Overeating can stem from chemicals in foods

Overeating can stem from chemicals in foods


If you’re prone to overeating, it’s not always about a lack of willpower. Chemicals in cooked and processed foods can lead to binge eating.

That’s what scientists at the Buck Institute for Research on Aging discovered recently after looking closely at the chemicals that make foods more appetizing and harder to resist.

Some of those compounds are known as advanced glycation [ɡly-kay-shun] end products, or AGEs [ages]. Hundreds or thousands of AGEs are created when food is baked, fried or grilled.
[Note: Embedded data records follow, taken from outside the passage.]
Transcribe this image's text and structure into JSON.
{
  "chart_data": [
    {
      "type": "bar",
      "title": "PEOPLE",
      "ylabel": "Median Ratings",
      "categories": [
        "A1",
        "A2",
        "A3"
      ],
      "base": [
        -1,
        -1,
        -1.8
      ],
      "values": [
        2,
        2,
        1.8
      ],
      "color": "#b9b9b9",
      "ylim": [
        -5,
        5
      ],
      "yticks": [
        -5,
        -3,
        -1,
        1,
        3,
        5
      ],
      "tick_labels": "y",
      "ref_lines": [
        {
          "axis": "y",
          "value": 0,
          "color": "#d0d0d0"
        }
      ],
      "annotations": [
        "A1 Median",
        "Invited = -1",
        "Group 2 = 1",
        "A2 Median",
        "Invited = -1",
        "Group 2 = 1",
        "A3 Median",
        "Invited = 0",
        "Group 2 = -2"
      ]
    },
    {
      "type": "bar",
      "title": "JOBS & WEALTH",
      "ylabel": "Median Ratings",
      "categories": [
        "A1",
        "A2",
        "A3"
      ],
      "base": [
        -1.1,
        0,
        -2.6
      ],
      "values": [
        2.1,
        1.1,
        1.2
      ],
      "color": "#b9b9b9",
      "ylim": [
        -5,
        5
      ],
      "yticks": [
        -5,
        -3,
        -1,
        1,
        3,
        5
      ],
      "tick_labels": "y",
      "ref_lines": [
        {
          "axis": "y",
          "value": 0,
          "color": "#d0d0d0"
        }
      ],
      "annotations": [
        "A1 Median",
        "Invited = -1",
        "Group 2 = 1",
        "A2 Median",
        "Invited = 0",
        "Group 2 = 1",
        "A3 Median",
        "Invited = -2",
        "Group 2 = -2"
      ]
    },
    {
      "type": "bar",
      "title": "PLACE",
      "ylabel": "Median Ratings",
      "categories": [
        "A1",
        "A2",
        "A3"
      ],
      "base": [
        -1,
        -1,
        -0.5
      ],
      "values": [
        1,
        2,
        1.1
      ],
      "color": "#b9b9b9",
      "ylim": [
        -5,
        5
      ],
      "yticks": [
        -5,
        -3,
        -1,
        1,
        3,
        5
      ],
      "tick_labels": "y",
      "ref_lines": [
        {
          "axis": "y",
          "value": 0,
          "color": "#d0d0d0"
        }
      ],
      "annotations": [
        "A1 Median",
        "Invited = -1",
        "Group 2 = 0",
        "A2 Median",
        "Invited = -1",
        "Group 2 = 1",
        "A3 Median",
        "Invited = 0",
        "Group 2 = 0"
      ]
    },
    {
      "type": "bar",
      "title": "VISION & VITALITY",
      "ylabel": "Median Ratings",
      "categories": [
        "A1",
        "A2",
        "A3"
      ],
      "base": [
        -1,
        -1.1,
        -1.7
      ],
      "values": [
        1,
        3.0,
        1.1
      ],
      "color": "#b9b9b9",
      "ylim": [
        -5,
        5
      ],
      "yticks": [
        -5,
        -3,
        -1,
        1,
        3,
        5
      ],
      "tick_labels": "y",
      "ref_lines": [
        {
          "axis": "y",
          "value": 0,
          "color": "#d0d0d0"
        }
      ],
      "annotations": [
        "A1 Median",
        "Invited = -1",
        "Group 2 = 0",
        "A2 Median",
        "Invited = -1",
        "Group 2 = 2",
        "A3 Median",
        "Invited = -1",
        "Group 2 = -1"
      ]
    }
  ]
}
They also find their way into many processed foods.

Think of how food smells and tastes as it browns during the cooking process. Those are AGEs at work. But for all their alluring taste factors, these same chemicals can also wreak havoc on the body. They can lead to inflammation, high blood pressure, kidney disease and other issues.

The scientists say research conducted in tiny nematode worms has immense implications for human dietary choices and the tendency to overeat certain foods. Besides decreasing longevity and causing disease, the AGE chemicals in cooked and prepared food also increased the worms’ appetite for more of the same.

The California researchers’ work is the first to identify the biochemical signaling pathways that drive overeating. That, the researchers said, is a crucial step toward understanding how the chemicals in food lead to binge eating.

So, knowing more about food’s effect on appetite is seen as a way to someday address overeating. Or, as the researchers elegantly put it: We are not controlling our food intake. Instead, it is the food that is attempting to control us.